SELECT name,long,lat,
  ST_Distance('POINT(-4.6314 54.0887)'::geography,
              ST_MakePoint(long,lat)) * 0.000621371 AS distance
FROM building
WHERE
  ST_DWithin('POINT(-4.6314 54.0887)'::geography,
              ST_MakePoint(long,lat),8046.72); -- 8046.72 metres = 5 miles;

        name         |  long   |   lat   |     distance      
---------------------+---------+---------+-------------------
 Isle of Man Airport | -4.6283 | 54.0804 | 0.587728347062174
(1 row)

ST_Distance

The function ST_Distance (with geography type parameters) will return the distance in meters. Using this function all you have to do is to convert meters to miles in the end.

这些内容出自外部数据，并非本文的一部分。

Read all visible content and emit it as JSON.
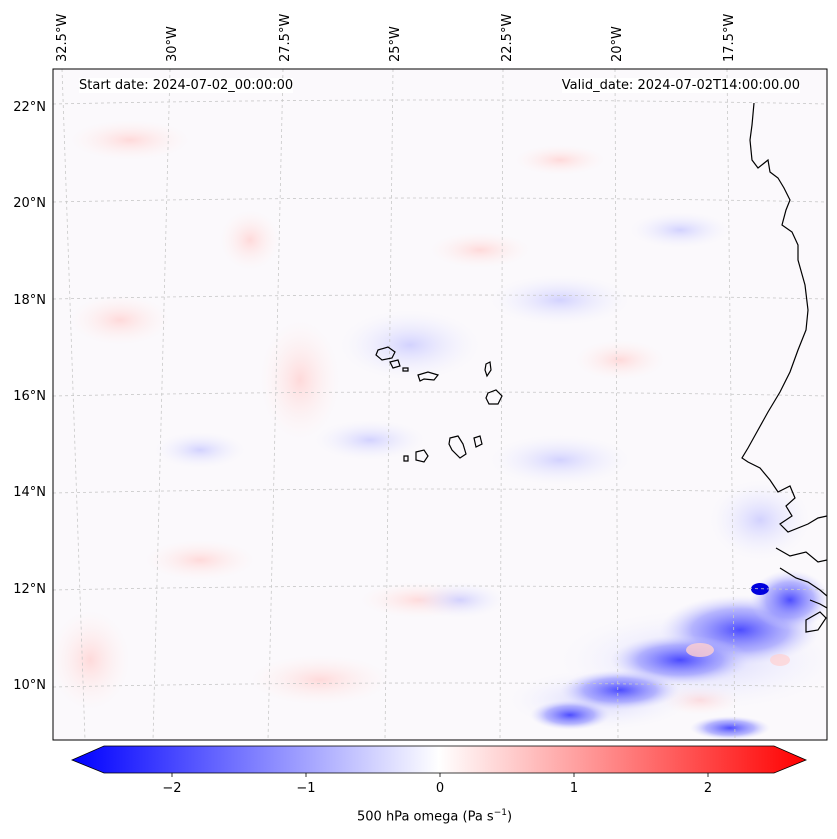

Attention: Distances in queries using ST_Distance are computed in real time and therefore do not use the spatial index. So, it is not recommended to use this function in the WHERE clause! Use it rather in the SELECT clause. Nevertheless the example below shows how it could be done:

SELECT name,long,lat,
  ST_Distance('POINT(-4.6314 54.0887)'::geography,
              ST_MakePoint(long,lat)) * 0.000621371 AS distance
FROM building
WHERE 
  ST_Distance('POINT(-4.6314 54.0887)'::geography,
              ST_MakePoint(long,lat)) * 0.000621371 <= 5;

        name         |  long   |   lat   |     distance      
---------------------+---------+---------+-------------------
 Isle of Man Airport | -4.6283 | 54.0804 | 0.587728347062174
(1 row)

• Mind the parameters order with ST_MakePoint: It is longitude,latitude.. not the other way around.

Demo: db<>fiddle

Amazon Athena equivalent (distance in degrees):

SELECT *, ST_DISTANCE(ST_GEOMETRY_FROM_TEXT('POINT(-84.386330 33.753746)'),
      ST_POINT(long,lat)) AS distance
FROM building
WHERE 
  ST_Distance(ST_GEOMETRY_FROM_TEXT('POINT(-84.386330 33.753746)'),
  ST_POINT(long,lat)) <= 5;

这篇关于获取距离指定坐标 5 英里范围内的所有建筑物的文章就介绍到这了，希望我们推荐的答案对大家有所帮助，也希望大家多多支持IT屋！